Does anyone know of such a tool?
Or, can anyone suggest a better solution and/or something we already didn't try?
P.S. We already thought of backing that up to tape/disk and physically sending it to destination; that would be our extreme measure if WAN just doesn't cut it, but, as A.S. Tanenbaum said, "Never underestimate the bandwidth of a station wagon full of tapes hurtling down the highway."
Searching for "high latency file transfer" brings up a lot of interesting hits. Clearly, this is a problem that both the CompSci community and the commercial community has put thougth into.
A few commercial offerings that appear to fit the bill:
FileCatalyst has products that can stream data over high-latency networks either using UDP or multiple TCP streams. They've got a lot of other features, too (on-the-fly compression, delta transfers, etc).
The fasp file transfer "technology" from Aspera appears to fit the bill for what you're looking for, as well.
In the open-source world, the uftp project looks promising. You don't particularly need its multicast capabilities, but the basic idea of blasting out a file to receivers, receiving NAKs for missed blocks at the end of the transfer, and then blasting out the NAK'd blocks (lather, rinse, repeat) sounds like it would do what you need, since there's no ACK'ing (or NAK'ing) from the receiver until after the file transfer has completed once.
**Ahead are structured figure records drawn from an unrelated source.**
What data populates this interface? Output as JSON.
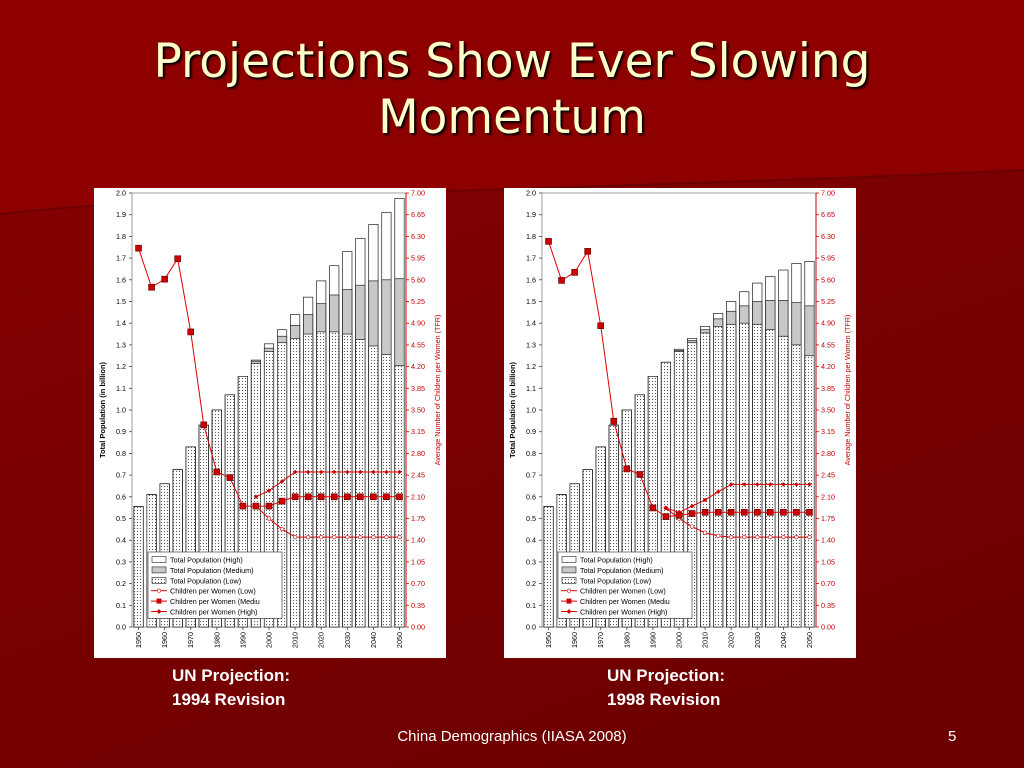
{
  "slide": {
    "title_line1": "Projections Show Ever Slowing",
    "title_line2": "Momentum",
    "footer": "China Demographics (IIASA 2008)",
    "page_number": "5",
    "captions": [
      {
        "line1": "UN Projection:",
        "line2": "1994 Revision"
      },
      {
        "line1": "UN Projection:",
        "line2": "1998 Revision"
      }
    ]
  },
  "chart_data": [
    {
      "type": "bar",
      "ylabel": "Total Population (in billion)",
      "y2label": "Average Number of Children per Women (TFR)",
      "ylim": [
        0,
        2.0
      ],
      "y_ticks": [
        "0.0",
        "0.1",
        "0.2",
        "0.3",
        "0.4",
        "0.5",
        "0.6",
        "0.7",
        "0.8",
        "0.9",
        "1.0",
        "1.1",
        "1.2",
        "1.3",
        "1.4",
        "1.5",
        "1.6",
        "1.7",
        "1.8",
        "1.9",
        "2.0"
      ],
      "y2lim": [
        0,
        7.0
      ],
      "y2_ticks": [
        "0.00",
        "0.35",
        "0.70",
        "1.05",
        "1.40",
        "1.75",
        "2.10",
        "2.45",
        "2.80",
        "3.15",
        "3.50",
        "3.85",
        "4.20",
        "4.55",
        "4.90",
        "5.25",
        "5.60",
        "5.95",
        "6.30",
        "6.65",
        "7.00"
      ],
      "categories": [
        "1950",
        "1955",
        "1960",
        "1965",
        "1970",
        "1975",
        "1980",
        "1985",
        "1990",
        "1995",
        "2000",
        "2005",
        "2010",
        "2015",
        "2020",
        "2025",
        "2030",
        "2035",
        "2040",
        "2045",
        "2050"
      ],
      "x_tick_labels": [
        "1950",
        "1960",
        "1970",
        "1980",
        "1990",
        "2000",
        "2010",
        "2020",
        "2030",
        "2040",
        "2050"
      ],
      "legend_position": "bottom-left",
      "legend": [
        "Total Population (High)",
        "Total Population (Medium)",
        "Total Population (Low)",
        "Children per Women (Low)",
        "Children per Women (Mediu",
        "Children per Women (High)"
      ],
      "series": [
        {
          "name": "Total Population (High)",
          "values": [
            0.555,
            0.61,
            0.66,
            0.725,
            0.83,
            0.93,
            1.0,
            1.07,
            1.155,
            1.23,
            1.305,
            1.37,
            1.44,
            1.52,
            1.595,
            1.665,
            1.73,
            1.79,
            1.855,
            1.91,
            1.975
          ]
        },
        {
          "name": "Total Population (Medium)",
          "values": [
            0.555,
            0.61,
            0.66,
            0.725,
            0.83,
            0.93,
            1.0,
            1.07,
            1.155,
            1.225,
            1.285,
            1.34,
            1.39,
            1.44,
            1.49,
            1.53,
            1.555,
            1.575,
            1.595,
            1.6,
            1.605
          ]
        },
        {
          "name": "Total Population (Low)",
          "values": [
            0.555,
            0.61,
            0.66,
            0.725,
            0.83,
            0.93,
            1.0,
            1.07,
            1.155,
            1.215,
            1.27,
            1.31,
            1.33,
            1.35,
            1.36,
            1.36,
            1.35,
            1.325,
            1.295,
            1.255,
            1.205
          ]
        },
        {
          "name": "Children per Women (Low)",
          "x": [
            "1950",
            "1955",
            "1960",
            "1965",
            "1970",
            "1975",
            "1980",
            "1985",
            "1990",
            "1995",
            "2000",
            "2005",
            "2010",
            "2015",
            "2020",
            "2025",
            "2030",
            "2035",
            "2040",
            "2045",
            "2050"
          ],
          "values": [
            null,
            null,
            null,
            null,
            null,
            null,
            null,
            null,
            null,
            1.95,
            1.75,
            1.58,
            1.45,
            1.45,
            1.45,
            1.45,
            1.45,
            1.45,
            1.45,
            1.45,
            1.45
          ]
        },
        {
          "name": "Children per Women (Mediu",
          "x": [
            "1950",
            "1955",
            "1960",
            "1965",
            "1970",
            "1975",
            "1980",
            "1985",
            "1990",
            "1995",
            "2000",
            "2005",
            "2010",
            "2015",
            "2020",
            "2025",
            "2030",
            "2035",
            "2040",
            "2045",
            "2050"
          ],
          "values": [
            6.11,
            5.48,
            5.61,
            5.94,
            4.76,
            3.26,
            2.5,
            2.41,
            1.95,
            1.95,
            1.95,
            2.03,
            2.1,
            2.1,
            2.1,
            2.1,
            2.1,
            2.1,
            2.1,
            2.1,
            2.1
          ]
        },
        {
          "name": "Children per Women (High)",
          "x": [
            "1950",
            "1955",
            "1960",
            "1965",
            "1970",
            "1975",
            "1980",
            "1985",
            "1990",
            "1995",
            "2000",
            "2005",
            "2010",
            "2015",
            "2020",
            "2025",
            "2030",
            "2035",
            "2040",
            "2045",
            "2050"
          ],
          "values": [
            null,
            null,
            null,
            null,
            null,
            null,
            null,
            null,
            null,
            2.1,
            2.2,
            2.35,
            2.5,
            2.5,
            2.5,
            2.5,
            2.5,
            2.5,
            2.5,
            2.5,
            2.5
          ]
        }
      ]
    },
    {
      "type": "bar",
      "ylabel": "Total Population (in billion)",
      "y2label": "Average Number of Children per Women (TFR)",
      "ylim": [
        0,
        2.0
      ],
      "y_ticks": [
        "0.0",
        "0.1",
        "0.2",
        "0.3",
        "0.4",
        "0.5",
        "0.6",
        "0.7",
        "0.8",
        "0.9",
        "1.0",
        "1.1",
        "1.2",
        "1.3",
        "1.4",
        "1.5",
        "1.6",
        "1.7",
        "1.8",
        "1.9",
        "2.0"
      ],
      "y2lim": [
        0,
        7.0
      ],
      "y2_ticks": [
        "0.00",
        "0.35",
        "0.70",
        "1.05",
        "1.40",
        "1.75",
        "2.10",
        "2.45",
        "2.80",
        "3.15",
        "3.50",
        "3.85",
        "4.20",
        "4.55",
        "4.90",
        "5.25",
        "5.60",
        "5.95",
        "6.30",
        "6.65",
        "7.00"
      ],
      "categories": [
        "1950",
        "1955",
        "1960",
        "1965",
        "1970",
        "1975",
        "1980",
        "1985",
        "1990",
        "1995",
        "2000",
        "2005",
        "2010",
        "2015",
        "2020",
        "2025",
        "2030",
        "2035",
        "2040",
        "2045",
        "2050"
      ],
      "x_tick_labels": [
        "1950",
        "1960",
        "1970",
        "1980",
        "1990",
        "2000",
        "2010",
        "2020",
        "2030",
        "2040",
        "2050"
      ],
      "legend_position": "bottom-left",
      "legend": [
        "Total Population (High)",
        "Total Population (Medium)",
        "Total Population (Low)",
        "Children per Women (Low)",
        "Children per Women (Mediu",
        "Children per Women (High)"
      ],
      "series": [
        {
          "name": "Total Population (High)",
          "values": [
            0.555,
            0.61,
            0.66,
            0.725,
            0.83,
            0.93,
            1.0,
            1.07,
            1.155,
            1.22,
            1.28,
            1.33,
            1.385,
            1.445,
            1.5,
            1.545,
            1.585,
            1.615,
            1.645,
            1.675,
            1.685
          ]
        },
        {
          "name": "Total Population (Medium)",
          "values": [
            0.555,
            0.61,
            0.66,
            0.725,
            0.83,
            0.93,
            1.0,
            1.07,
            1.155,
            1.22,
            1.275,
            1.32,
            1.37,
            1.42,
            1.455,
            1.48,
            1.5,
            1.505,
            1.505,
            1.495,
            1.48
          ]
        },
        {
          "name": "Total Population (Low)",
          "values": [
            0.555,
            0.61,
            0.66,
            0.725,
            0.83,
            0.93,
            1.0,
            1.07,
            1.155,
            1.22,
            1.27,
            1.31,
            1.355,
            1.385,
            1.395,
            1.4,
            1.395,
            1.37,
            1.34,
            1.3,
            1.25
          ]
        },
        {
          "name": "Children per Women (Low)",
          "x": [
            "1950",
            "1955",
            "1960",
            "1965",
            "1970",
            "1975",
            "1980",
            "1985",
            "1990",
            "1995",
            "2000",
            "2005",
            "2010",
            "2015",
            "2020",
            "2025",
            "2030",
            "2035",
            "2040",
            "2045",
            "2050"
          ],
          "values": [
            null,
            null,
            null,
            null,
            null,
            null,
            null,
            null,
            null,
            1.92,
            1.75,
            1.62,
            1.52,
            1.47,
            1.45,
            1.45,
            1.45,
            1.45,
            1.45,
            1.45,
            1.45
          ]
        },
        {
          "name": "Children per Women (Mediu",
          "x": [
            "1950",
            "1955",
            "1960",
            "1965",
            "1970",
            "1975",
            "1980",
            "1985",
            "1990",
            "1995",
            "2000",
            "2005",
            "2010",
            "2015",
            "2020",
            "2025",
            "2030",
            "2035",
            "2040",
            "2045",
            "2050"
          ],
          "values": [
            6.22,
            5.59,
            5.72,
            6.06,
            4.86,
            3.32,
            2.55,
            2.46,
            1.92,
            1.78,
            1.8,
            1.83,
            1.85,
            1.85,
            1.85,
            1.85,
            1.85,
            1.85,
            1.85,
            1.85,
            1.85
          ]
        },
        {
          "name": "Children per Women (High)",
          "x": [
            "1950",
            "1955",
            "1960",
            "1965",
            "1970",
            "1975",
            "1980",
            "1985",
            "1990",
            "1995",
            "2000",
            "2005",
            "2010",
            "2015",
            "2020",
            "2025",
            "2030",
            "2035",
            "2040",
            "2045",
            "2050"
          ],
          "values": [
            null,
            null,
            null,
            null,
            null,
            null,
            null,
            null,
            null,
            1.92,
            1.85,
            1.95,
            2.05,
            2.18,
            2.3,
            2.3,
            2.3,
            2.3,
            2.3,
            2.3,
            2.3
          ]
        }
      ]
    }
  ]
}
Assuming the network is just latent, and not lossy, this might do what you need, too.
Really odd suggestion this one.. Set up a simple web server to host the file on your network (I suggest nginx, incidentally), then set up a pc with firefox on the other end, and install the DownThemAll extension.
It's a download accelerator that supports chunking and re-assembly.
You can break each download into 10 chunks for re-assembly, and it does actually make things quicker!
(caveat: I've never tried it on anything as big as 160GB, but it does work well with 20GB iso files)
The UDT transport is probably the most popular transport for high latency communications. This leads onto their other software called Sector/Sphere a "High Performance Distributed File System and Parallel Data Processing Engine" which might be worthwhile to have a look at.
My answer is a bit late, but I just found this question, while looking for fasp. During that search I also found this : http://tsunami-udp.sourceforge.net/ , the "Tsunami UDP Protocol".
From their website :
As far as speed goes, the page mentions this result (using a link between Helsinki, Finland to Bonn, Germany over a 1GBit link:
If you want to use a download accelerator, have a look at lftp , this is the only download accelerator that can do a recursive mirror, as far as I know.
The bbcp utility from the very relevant page 'How to transfer large amounts of data via network' seems to be the simplest solution.